The first disc, Direccional, more traditionally musical than the second, has pieces sometimes referred to as directional, which progress towards a specific point, their purpose. Two of these pieces result from applying a precise process, one that may even be formalized. One could even call these pieces algorithmic, which they certainly might be; however, I prefer to elude that denomination, since, along with the fact that many internal choices are made randomly, these implemented processes had never completely been defined prior to the pieces’ completion — they arise from a continuous internal questioning that takes place throughout. Their writing results in an ever-changing — one might even call sculpted — code that only crystallises when the belief that the piece is over, surfaces, deep from within one’s inner consciousness.
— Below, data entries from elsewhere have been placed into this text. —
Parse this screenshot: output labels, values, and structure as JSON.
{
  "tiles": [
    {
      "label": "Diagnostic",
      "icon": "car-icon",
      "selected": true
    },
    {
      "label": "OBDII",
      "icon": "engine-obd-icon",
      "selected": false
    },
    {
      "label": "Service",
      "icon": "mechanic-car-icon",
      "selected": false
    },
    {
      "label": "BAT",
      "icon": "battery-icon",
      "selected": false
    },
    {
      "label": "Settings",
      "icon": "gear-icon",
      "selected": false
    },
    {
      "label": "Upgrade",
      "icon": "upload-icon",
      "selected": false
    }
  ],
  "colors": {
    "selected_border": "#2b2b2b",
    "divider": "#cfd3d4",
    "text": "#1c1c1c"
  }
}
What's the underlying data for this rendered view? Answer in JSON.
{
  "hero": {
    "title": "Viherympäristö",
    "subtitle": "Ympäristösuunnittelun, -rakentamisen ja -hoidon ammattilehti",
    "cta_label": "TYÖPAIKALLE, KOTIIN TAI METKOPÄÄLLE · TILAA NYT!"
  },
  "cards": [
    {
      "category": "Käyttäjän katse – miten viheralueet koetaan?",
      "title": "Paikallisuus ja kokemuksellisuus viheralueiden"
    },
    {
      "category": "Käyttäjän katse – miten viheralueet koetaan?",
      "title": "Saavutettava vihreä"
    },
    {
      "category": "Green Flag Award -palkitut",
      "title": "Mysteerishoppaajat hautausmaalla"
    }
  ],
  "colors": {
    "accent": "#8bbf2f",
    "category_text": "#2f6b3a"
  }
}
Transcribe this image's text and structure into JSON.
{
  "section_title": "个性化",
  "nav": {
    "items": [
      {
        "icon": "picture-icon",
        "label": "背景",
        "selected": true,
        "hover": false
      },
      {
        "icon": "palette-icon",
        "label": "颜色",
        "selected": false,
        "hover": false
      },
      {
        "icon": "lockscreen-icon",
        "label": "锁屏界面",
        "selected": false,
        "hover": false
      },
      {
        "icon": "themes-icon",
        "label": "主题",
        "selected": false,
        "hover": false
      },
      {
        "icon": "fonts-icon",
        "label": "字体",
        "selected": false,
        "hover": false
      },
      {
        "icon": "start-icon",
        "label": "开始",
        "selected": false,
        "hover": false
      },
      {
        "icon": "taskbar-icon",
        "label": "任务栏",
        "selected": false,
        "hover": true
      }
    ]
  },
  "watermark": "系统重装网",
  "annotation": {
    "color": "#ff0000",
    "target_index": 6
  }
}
Hence, every time these processes are performed, those pieces emerge, never completely identical, as is what happens with all music requiring human interpretation.

The tracks on the second disc, No direccional, are recordings that indeed could have begun or finished at any given point other than when they do. In fact, their duration holds little meaning for me and is purely arbitrary. […]
It is in that world of continuously generated, perpetually changing behaviour of music and sound, of an unfolding towards nowhere, just as in life itself and in the universe, that all things procedural, algorithmic and computational, and the use of increasingly complex machines, acquire the greatest meaning and significance for me. I had a strange feeling the first time I programmed an endless algorithmic process in the 1980s. It was a process produced by a finite, non-determinist automaton that had been inspired by the syntactic structure of a phrase (the phrase would later become the title of this compact disc), after having pondered over a mysterious and fascinating image of Ludwig Wittgenstein. The strange sensation came when I stopped the computing process and, therefore, the production of sounds. After such action, could any sequence of sounds, any superposition, any event, ever go permanently unnoticed by me? After such decision, what marvel would I no longer be able to hear? By definition, it would be impossible to fully transfer that process to a compact disc, which contains the commands that, conventionally, mark a beginning and an end, also arbitrary and conditioned. Hence the long length of the tracks of the second disc, whose content was indeed generated by processes and procedures that only end when the arbitrary stop command is given, but which have been crystallised in the medium, as a way of ensuring they can be heard even without the computing tools required for their constant and endless production.